Proposed Topic (Most preferred): :
Research and Innovations (new projects / technology / innovations / service models)
Authors (including presenting author) :
Eugene Yu-hin Chan, Alison Lap-tak Ma, Aditi Sinha, Ellen LM Yu, Naureen Akhtar, Andrea Angeletti, Arvind Bagga, Sushmita Banerjee, Olivia Boyer, Chang-Yien Chan, Anna Francis, Gian Marco Ghiggeri, Riku Hamada, Pankaj Hari, Nakysa Hooman, Luke Sydney Hopf, Mohamad Ikram I, Iftikhar Ijaz, Dmytro D. Ivanov, Suprita Kalra, Hee Gyung Kang, Laura Lucchetti, Francesca Lugani, William Morello, María Dolores Camargo Muñiz, Subal Kumar Pradhan, Larisa Prikhodina, Reem H. Raafat, Rajiv Sinha, Sharon Teo, Kouki Tomari, Marina Vivarelli, Hazel Webb, Hui Kim Yap, Desmond Yat-hin Yap, Kjell Tullus
Affiliation :
Paediatric Nephrology Centre, Hong Kong Children’s Hospital, Hong Kong SAR
Introduction :
Children with steroid-resistant nephrotic syndrome (SRNS) are at high risk of developing kidney failure.
Objectives :
To evaluate the efficacy and safety of rituximab as rescue therapy in SRNS through an international, multi-centre study.
Methodology :
We initiated and conducted a retrospective cohort study at 28 paediatric nephrology centres from 19 countries in Asia, Europe, North America and Oceania.

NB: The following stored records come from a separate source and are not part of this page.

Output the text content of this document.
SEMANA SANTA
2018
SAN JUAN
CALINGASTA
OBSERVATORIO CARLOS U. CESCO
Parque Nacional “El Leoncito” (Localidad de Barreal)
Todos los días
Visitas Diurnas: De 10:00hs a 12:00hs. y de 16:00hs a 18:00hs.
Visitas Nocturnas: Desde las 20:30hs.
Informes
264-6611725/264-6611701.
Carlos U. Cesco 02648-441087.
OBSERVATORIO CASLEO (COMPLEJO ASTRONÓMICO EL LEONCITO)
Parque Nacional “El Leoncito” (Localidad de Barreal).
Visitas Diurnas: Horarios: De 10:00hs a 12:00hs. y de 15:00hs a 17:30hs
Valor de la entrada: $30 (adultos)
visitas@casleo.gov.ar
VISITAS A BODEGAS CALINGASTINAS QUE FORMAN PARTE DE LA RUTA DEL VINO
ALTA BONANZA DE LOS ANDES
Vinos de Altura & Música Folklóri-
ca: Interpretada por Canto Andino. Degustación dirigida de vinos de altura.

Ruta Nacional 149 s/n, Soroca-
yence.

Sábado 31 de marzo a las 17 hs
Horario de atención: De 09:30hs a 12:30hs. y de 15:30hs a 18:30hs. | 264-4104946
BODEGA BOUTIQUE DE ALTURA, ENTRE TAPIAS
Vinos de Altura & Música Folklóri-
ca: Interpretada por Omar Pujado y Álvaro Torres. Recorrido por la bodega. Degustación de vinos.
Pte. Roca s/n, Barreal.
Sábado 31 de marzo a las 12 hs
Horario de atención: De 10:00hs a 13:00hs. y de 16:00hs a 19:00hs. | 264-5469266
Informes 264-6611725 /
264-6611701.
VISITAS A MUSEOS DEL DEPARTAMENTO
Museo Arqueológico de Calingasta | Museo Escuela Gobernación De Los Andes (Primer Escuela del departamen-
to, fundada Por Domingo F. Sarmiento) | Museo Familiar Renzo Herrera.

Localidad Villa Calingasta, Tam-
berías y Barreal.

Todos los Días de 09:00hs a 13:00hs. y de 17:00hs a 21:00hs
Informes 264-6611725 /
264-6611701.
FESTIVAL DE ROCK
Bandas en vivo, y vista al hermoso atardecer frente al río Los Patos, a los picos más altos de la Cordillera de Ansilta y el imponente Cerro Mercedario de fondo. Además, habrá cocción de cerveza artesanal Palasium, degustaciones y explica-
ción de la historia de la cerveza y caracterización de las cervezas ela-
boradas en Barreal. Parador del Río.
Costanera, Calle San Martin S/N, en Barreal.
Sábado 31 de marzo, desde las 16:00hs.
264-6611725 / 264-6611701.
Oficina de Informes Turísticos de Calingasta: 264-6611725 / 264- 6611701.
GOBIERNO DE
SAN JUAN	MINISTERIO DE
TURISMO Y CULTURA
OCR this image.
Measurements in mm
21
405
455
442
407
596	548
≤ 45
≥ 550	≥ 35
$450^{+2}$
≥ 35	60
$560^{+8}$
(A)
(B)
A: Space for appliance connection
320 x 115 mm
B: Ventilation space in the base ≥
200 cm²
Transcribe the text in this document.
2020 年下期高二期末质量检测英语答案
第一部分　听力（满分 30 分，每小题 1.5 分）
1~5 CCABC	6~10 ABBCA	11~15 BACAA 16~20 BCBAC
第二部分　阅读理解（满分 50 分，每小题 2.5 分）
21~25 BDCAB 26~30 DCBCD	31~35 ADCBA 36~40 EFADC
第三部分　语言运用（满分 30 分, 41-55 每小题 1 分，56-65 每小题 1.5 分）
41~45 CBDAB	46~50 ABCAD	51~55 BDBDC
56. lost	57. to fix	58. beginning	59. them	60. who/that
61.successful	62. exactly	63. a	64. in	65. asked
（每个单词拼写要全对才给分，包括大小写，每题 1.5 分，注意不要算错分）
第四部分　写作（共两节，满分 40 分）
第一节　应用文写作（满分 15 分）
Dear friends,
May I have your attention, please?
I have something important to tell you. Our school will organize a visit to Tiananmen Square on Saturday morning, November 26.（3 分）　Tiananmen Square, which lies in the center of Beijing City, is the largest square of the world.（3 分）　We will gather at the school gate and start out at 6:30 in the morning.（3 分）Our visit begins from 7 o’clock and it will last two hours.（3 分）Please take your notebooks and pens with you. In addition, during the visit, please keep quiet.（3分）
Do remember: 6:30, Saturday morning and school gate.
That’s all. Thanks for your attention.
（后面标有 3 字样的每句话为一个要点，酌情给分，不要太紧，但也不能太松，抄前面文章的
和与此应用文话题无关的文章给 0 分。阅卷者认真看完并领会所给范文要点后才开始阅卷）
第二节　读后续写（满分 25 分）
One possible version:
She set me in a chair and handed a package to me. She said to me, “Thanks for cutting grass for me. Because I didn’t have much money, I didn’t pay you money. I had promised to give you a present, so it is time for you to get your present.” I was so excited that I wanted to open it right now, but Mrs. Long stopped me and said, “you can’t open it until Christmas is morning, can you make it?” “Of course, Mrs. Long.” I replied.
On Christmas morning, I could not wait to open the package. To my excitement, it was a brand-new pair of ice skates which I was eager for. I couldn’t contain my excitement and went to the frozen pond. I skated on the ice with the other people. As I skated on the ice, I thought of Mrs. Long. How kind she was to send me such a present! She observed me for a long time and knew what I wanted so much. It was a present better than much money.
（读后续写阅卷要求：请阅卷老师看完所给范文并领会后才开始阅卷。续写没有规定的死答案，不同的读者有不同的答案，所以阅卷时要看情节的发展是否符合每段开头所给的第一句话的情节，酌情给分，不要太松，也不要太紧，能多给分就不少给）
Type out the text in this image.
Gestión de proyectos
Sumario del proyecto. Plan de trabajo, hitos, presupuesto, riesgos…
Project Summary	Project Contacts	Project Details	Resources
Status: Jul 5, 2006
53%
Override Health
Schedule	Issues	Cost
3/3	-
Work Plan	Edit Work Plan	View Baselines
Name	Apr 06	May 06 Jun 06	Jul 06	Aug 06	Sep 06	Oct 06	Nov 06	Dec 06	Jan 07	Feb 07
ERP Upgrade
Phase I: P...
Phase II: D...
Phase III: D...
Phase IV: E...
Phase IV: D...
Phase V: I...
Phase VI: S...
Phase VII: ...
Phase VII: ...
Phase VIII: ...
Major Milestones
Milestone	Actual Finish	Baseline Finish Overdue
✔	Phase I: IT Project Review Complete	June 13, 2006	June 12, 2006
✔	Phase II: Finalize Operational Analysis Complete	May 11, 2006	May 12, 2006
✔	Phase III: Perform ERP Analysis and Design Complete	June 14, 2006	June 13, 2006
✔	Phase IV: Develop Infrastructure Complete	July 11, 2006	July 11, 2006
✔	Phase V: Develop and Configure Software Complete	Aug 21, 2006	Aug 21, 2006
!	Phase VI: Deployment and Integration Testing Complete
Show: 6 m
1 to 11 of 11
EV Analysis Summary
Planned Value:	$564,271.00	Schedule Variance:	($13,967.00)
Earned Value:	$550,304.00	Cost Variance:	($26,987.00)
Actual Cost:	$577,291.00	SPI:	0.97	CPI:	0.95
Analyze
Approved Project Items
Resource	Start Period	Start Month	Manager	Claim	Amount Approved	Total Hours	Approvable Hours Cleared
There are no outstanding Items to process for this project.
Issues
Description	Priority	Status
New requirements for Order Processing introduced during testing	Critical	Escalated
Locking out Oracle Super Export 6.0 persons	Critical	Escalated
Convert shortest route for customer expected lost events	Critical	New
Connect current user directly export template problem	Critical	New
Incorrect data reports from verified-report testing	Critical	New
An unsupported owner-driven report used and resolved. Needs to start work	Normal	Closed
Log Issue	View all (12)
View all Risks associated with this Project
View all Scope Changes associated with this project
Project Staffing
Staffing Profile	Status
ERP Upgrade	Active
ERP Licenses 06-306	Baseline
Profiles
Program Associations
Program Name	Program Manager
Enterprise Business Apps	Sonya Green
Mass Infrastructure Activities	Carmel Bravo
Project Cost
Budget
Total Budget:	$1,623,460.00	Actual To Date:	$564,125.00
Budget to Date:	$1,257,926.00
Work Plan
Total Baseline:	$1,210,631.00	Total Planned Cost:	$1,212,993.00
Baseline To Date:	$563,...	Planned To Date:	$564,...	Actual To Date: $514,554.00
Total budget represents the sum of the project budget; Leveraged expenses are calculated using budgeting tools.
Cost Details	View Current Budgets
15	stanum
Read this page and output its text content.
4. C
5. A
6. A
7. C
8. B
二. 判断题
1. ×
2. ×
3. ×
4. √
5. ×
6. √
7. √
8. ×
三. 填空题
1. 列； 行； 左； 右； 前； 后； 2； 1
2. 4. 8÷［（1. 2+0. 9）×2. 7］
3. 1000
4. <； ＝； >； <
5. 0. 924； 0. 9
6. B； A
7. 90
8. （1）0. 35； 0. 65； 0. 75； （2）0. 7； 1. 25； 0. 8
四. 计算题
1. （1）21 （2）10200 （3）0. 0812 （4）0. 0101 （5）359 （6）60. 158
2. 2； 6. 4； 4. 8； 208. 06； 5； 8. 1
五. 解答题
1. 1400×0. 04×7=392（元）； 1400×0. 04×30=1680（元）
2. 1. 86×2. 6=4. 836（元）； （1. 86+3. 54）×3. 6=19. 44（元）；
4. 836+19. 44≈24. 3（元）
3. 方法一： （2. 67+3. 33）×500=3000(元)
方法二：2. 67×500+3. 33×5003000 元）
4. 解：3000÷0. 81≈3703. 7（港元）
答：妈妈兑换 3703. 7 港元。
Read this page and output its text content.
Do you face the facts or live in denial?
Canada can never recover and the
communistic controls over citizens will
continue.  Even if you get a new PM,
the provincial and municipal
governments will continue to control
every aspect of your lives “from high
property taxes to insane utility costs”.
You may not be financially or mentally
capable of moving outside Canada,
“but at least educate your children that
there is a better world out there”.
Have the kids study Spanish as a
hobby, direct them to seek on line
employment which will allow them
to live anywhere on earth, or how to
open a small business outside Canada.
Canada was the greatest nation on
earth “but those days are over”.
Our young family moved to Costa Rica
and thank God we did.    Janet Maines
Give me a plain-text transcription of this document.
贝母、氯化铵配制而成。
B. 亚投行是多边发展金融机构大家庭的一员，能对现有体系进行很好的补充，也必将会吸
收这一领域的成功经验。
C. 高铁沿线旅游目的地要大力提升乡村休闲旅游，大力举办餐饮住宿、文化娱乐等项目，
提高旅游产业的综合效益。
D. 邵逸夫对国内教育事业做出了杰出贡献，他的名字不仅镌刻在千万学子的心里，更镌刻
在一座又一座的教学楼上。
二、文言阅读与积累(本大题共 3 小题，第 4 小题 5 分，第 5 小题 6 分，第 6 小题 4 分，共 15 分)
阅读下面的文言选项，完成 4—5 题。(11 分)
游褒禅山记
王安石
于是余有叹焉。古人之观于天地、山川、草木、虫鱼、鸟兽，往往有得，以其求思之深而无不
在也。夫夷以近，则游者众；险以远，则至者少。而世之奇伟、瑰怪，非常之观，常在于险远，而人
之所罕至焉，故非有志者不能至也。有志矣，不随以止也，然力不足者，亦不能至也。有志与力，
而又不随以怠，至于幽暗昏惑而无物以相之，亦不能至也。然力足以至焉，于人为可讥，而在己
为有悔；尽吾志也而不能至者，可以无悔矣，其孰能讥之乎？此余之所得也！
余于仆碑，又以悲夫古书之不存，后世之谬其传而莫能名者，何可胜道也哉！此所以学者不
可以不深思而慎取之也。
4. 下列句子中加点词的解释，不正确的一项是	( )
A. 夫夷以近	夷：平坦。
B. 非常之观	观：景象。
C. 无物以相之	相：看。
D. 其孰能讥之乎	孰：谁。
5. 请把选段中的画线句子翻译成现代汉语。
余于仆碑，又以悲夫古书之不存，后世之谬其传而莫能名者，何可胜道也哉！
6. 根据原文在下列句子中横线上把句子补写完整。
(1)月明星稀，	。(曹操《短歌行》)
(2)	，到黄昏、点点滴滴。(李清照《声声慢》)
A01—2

Children with SRNS treated with rituximab were analysed according to the duration of calcineurin inhibitors (CNIs) treatment before rituximab [≥6 months (CNI-resistant) and <6 months]. Primary outcome was complete/partial remission (CR/PR) as defined by international definitions. Secondary outcomes included kidney survival and adverse events.
Result & Outcome :
Two-hundred-forty-six children (age, 6.94.2 years; 136 boys; 57% focal segmental glomerulosclerosis, FSGS) were followed for 32.4 (IQR, 18.6-64.9) months after rituximab. All patients were in non-remission before rituximab. 146 and 100 children received CNIs for ≥ and <6 months before rituximab, respectively. Patients with CNI-resistant SRNS, compared to those treated with CNIs for <6 months, had lower rates of NS remission (CR/PR) at 6- (36% vs 52%) and 12-months (35% vs 55%) post-rituximab (ps<0.01). Among CNI-resistant patients, multivariable analysis demonstrated that subnephrotic-range proteinuria at rituximab (ORadj 5.6, 95%CI 1.1-37.1, p=0.049) and late SR (ORadj 2.6, 95%CI 1.1-6.2, p=0.03) were predictive of CR/PR at 12-months. Non-response to rituximab (HRadj 7.0, 95%CI 2.2-21.8, p<0.001), pre-existing CKD (HRadj 2.4, 95%CI 1.0-5.6, p=0.04), and FSGS (HRadj 4.3, 95%CI 1.4-13.2, p=0.01) were predictors for kidney failure and/or death. Adverse events occurred in 30.5% and most were mild. In conclusion, rituximab enhances remission in a subset of children with SRNS. Late SR and subnephrotic-range proteinuria predict favourable response to rituximab in children with CNI-resistant SRNS.